At the very least, Mike’s LBL notion provides a succinct way to frame finer questions. For example, how does ${\mathsf{P = PSPACE}}$ hang on the relation between individual ${\mathsf{DTIME[n^k]}}$ levels of ${\mathsf{P}}$ and ${\mathsf{DSPACE[n^k]}}$ levels of ${\mathsf{PSPACE}}$? The simplest way to express this, using Mike’s notation ${D^T_{n^k}}$ for Medium DTM Acceptance and ${D^S_{n^k}}$ for the analogous parameterized problem for ${n^k}$ space-bounded acceptance, seems to be:

Theorem 6 ${\mathsf{P = PSPACE}}$ if and only if ${D^T_{n^k}}$ and ${D^S_{n^k}}$ are LBL-equivalent.

Mike’s thesis itself is succinct, at 73 pages, yet contains a wealth of other ${\mathsf{IE}}$ variants for tree-shaped automata and other restricted models and connections to forms of the Exponential Time Hypothesis.

## Open Problems

How can one appraise the benefit of expressing “polynomial” and “${O(\log n)}$” complexity questions consciously in terms of individual ${n^k}$ and ${k\log n}$ levels? Does the LBL reduction notion make this more attractive?

It has been a pleasure supervising Mike and seeing him blaze his way in the larger community, and Dick and I wish all the best in his upcoming endeavors.

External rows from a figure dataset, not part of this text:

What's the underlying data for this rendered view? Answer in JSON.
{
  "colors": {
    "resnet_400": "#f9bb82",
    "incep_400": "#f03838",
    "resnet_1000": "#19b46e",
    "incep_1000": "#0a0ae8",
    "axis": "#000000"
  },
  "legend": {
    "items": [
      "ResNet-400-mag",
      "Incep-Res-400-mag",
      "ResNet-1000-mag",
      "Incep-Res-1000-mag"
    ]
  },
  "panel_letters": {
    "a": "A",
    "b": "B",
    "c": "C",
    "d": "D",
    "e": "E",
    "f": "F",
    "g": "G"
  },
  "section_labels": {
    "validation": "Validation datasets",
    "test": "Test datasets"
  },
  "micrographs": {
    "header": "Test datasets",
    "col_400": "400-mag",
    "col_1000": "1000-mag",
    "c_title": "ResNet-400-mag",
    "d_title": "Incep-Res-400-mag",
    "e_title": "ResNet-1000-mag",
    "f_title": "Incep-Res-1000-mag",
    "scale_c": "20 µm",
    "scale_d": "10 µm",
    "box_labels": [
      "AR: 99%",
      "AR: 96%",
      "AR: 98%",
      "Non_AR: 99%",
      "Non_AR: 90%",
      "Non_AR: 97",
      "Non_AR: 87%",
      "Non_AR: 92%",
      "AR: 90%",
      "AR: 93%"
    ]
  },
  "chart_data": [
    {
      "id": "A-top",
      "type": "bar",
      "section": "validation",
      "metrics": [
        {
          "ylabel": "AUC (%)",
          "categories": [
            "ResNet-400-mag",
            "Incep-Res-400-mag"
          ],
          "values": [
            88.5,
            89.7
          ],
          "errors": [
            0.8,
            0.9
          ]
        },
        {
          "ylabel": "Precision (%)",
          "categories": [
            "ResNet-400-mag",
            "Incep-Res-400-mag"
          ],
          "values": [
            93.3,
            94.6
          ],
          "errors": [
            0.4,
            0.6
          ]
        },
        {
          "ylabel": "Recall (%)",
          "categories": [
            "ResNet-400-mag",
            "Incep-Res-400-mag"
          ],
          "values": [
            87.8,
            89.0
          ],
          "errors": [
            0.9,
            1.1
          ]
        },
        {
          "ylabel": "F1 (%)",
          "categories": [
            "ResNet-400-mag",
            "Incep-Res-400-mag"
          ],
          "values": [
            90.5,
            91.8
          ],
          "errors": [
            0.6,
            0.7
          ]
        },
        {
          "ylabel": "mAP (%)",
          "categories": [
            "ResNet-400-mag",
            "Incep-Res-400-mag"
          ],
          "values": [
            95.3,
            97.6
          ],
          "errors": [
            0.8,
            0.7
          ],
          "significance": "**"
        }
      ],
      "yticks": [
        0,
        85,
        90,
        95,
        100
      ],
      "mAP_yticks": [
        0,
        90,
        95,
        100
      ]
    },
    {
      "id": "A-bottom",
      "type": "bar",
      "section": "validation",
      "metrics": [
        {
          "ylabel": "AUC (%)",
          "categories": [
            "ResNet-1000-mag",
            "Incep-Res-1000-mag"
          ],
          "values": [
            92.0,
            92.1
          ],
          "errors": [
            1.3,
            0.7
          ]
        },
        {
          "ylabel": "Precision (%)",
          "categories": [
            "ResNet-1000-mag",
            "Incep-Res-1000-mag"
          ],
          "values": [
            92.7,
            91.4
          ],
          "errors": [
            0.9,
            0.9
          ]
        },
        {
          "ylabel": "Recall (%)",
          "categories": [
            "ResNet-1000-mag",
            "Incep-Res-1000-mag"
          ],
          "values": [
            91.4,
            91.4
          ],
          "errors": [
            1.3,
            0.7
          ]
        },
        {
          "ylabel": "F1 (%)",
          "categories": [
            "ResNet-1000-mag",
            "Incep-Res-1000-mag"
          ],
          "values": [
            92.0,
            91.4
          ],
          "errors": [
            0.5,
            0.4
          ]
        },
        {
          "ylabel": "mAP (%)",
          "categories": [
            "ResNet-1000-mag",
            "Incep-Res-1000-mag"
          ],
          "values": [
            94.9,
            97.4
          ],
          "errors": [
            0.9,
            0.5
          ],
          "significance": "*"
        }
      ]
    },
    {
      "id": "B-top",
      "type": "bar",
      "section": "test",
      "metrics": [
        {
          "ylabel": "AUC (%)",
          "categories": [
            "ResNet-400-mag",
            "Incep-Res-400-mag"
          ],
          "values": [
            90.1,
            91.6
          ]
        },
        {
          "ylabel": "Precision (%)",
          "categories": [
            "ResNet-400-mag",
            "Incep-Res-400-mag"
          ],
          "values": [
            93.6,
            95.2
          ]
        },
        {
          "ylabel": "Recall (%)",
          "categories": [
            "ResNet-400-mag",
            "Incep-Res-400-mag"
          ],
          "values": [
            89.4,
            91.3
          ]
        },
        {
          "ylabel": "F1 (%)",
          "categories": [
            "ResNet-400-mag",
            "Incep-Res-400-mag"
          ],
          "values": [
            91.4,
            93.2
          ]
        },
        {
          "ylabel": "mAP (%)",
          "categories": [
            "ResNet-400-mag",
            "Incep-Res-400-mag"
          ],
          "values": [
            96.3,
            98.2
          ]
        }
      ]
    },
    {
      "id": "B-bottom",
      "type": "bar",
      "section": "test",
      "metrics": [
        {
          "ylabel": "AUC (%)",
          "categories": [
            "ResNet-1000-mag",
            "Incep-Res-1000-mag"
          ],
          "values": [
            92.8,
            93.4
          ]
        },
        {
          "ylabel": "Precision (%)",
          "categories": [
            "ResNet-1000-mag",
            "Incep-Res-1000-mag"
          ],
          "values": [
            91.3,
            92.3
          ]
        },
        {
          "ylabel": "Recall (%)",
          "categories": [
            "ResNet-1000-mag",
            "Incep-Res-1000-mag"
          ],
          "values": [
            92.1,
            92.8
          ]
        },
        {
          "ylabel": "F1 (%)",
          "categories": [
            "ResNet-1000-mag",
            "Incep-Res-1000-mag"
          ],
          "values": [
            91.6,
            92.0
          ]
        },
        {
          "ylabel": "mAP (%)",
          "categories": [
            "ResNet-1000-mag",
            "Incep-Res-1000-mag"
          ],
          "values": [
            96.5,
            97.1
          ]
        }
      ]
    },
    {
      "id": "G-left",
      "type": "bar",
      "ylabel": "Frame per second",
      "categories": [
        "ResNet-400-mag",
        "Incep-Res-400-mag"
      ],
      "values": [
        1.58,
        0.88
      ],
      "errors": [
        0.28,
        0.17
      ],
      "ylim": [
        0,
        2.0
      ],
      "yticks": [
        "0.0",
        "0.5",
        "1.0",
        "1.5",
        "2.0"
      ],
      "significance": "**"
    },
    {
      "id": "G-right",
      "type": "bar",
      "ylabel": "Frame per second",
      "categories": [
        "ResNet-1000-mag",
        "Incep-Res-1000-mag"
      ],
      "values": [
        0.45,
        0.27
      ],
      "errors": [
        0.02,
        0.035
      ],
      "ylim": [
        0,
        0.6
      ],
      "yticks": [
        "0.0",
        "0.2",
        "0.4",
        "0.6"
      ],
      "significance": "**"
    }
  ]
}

[fixed first part of Theorem 2, added link to Cygan et al. 2011 paper, added award photo]

January 19, 2017 1:04 pm

Interesting post! A remark wrt. the line “But before now, we haven’t noted a strong motivation to limit the blowup even further, such as to {k” = k + o(k)} or {k” = k + d} for some fixed constant {d}”. This is the central point in lower bounds under the Strong ETH, see for example the “On problems as hard as CNF-SAT” paper by Cygan et al

• January 19, 2017 1:08 pm

Thanks, Daniel! In that line, reference within parameterized complexity was meant. But I’ll consider further.

• January 19, 2017 11:25 pm

Thank you very much for sharing the paper. It’s great!

By the way, I am a big fan of your book “Parameterized Algorithms”!